Übersetzt von Uwe Topper

Begriffe zwischen < > in Kursive sind Erklärungsversuche des Übersetzers; Zahlen in ( ) sind Seitenzahlen

(82) "Die Fürsten von Pommern nennen sich heute auch Herren von Rügen. Dort befand sich eine Art Hochschule für Götzenanbetung für die Völker um das Baltische Meer. Sie hatten jedoch keineswegs einheitliche Götzen, sondern diese waren verschieden voneinander, und auch ihre Anbetungsform war verschieden. ... Da gab es auch Götzen in Menschengestalt wie PODAGA. Dieser war (wie Helmold mitteilt, Buch I, Kap. 84) der Gott der Plunesischen (?) Slawen. Andere wurden in heiligen Wäldern verehrt, wie der Gott PROVE der Altenburger. Wieder andere hatten gar keine Abbilder oder Ausdrucksformen. Die Polaben <in Westpreußen> und Lavonen <Livonen?, Livländer> beteten TEUTONE an, der mit Merkur gleichzusetzen wäre, und dem sie Menschenfleisch opferten; sie beteten auch eine Göttin mit Namen SIVA an, als fröhliches Kind mit Bogen, und auf dem Wurfspieß eine Krone, was heißen soll, dass jener, der Erfolg hatte und gut war im Waffengang, er sei von der Göttin Siva gekrönt; sie entspricht der Juno. RADIGAST oder RADIGOST hieß das Idol, das die Obotriten in der Stadt Retre < ? > anbeteten, in Gestalt eines tapferen Kriegers mit Schwert in der Hand, zu seiner Seite ein Mann als Fremdling gekleidet, was auf das Gesetz hinweist, dass ein Slawe, der einen Fremden nicht gastlich in seinem Hause aufnahm, seinen Kopf verwirkt hatte. ...

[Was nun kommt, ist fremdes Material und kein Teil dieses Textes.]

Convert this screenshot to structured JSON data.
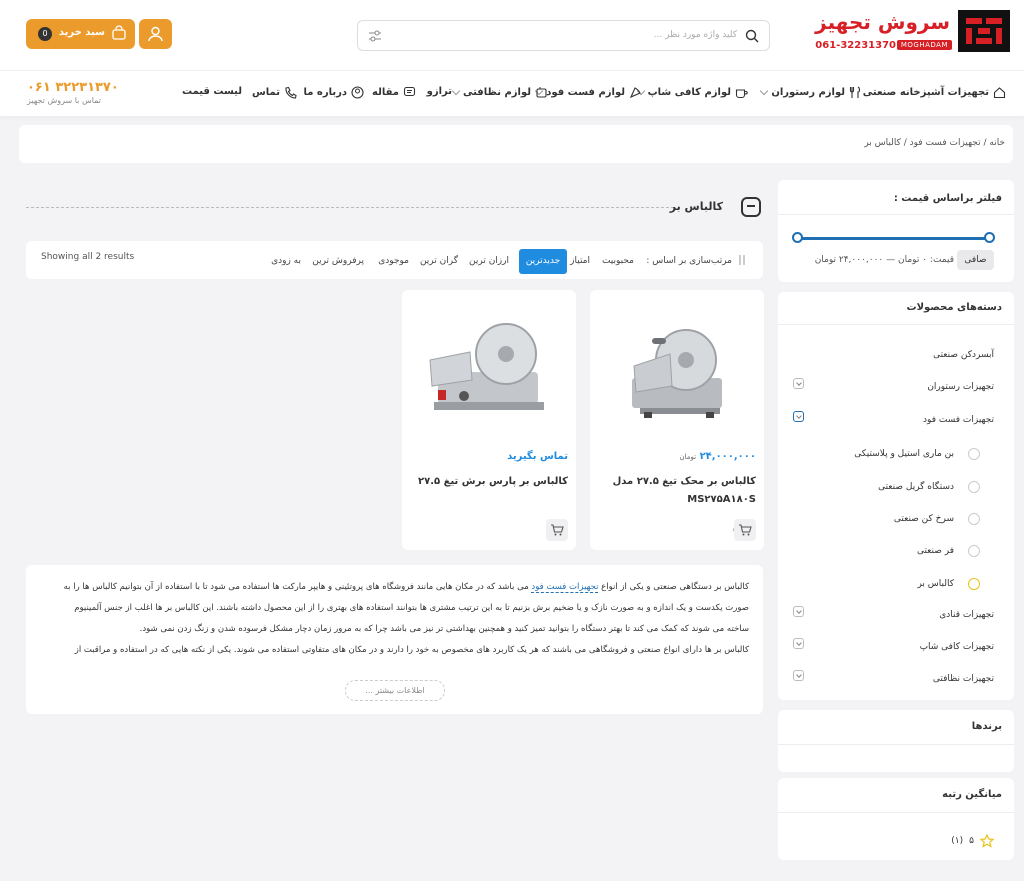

Es gab auch Idole mit zwei, drei oder vier Köpfen. Aber im Himmel wussten sie einen einzigen Gott, mächtiger als alle anderen, die ihm gehorchten. Während er im Himmel regierte, kümmerten sich die anderen, die aus seinem Blute stammten, um die Berufe wie Abgeordnete und Richter, und hielten für viel perfekter jenen, der näher jenem Gott der Götter war. Sie opferten ihm viele und verschiedene Tiere, (83) zuweilen auch Menschen, errichteten ihm Tempel und Altäre und hatten Priester, denen sie höhere Achtung und Verehrung zollten als dem König. Sie hielten ihm zu Ehren Festtage ab mit Banketten, wobei sie zu einem Becher Wein Verwünschungen aussprachen und Schwüre im Namen der Götter ... Und den Bösen, den Teufel nannten sie (wie Helmold sagt) ZARNEBOCH, d.h. Schwarzer Gott, und den Guten BELBOCH, d.h. Weißer Gott."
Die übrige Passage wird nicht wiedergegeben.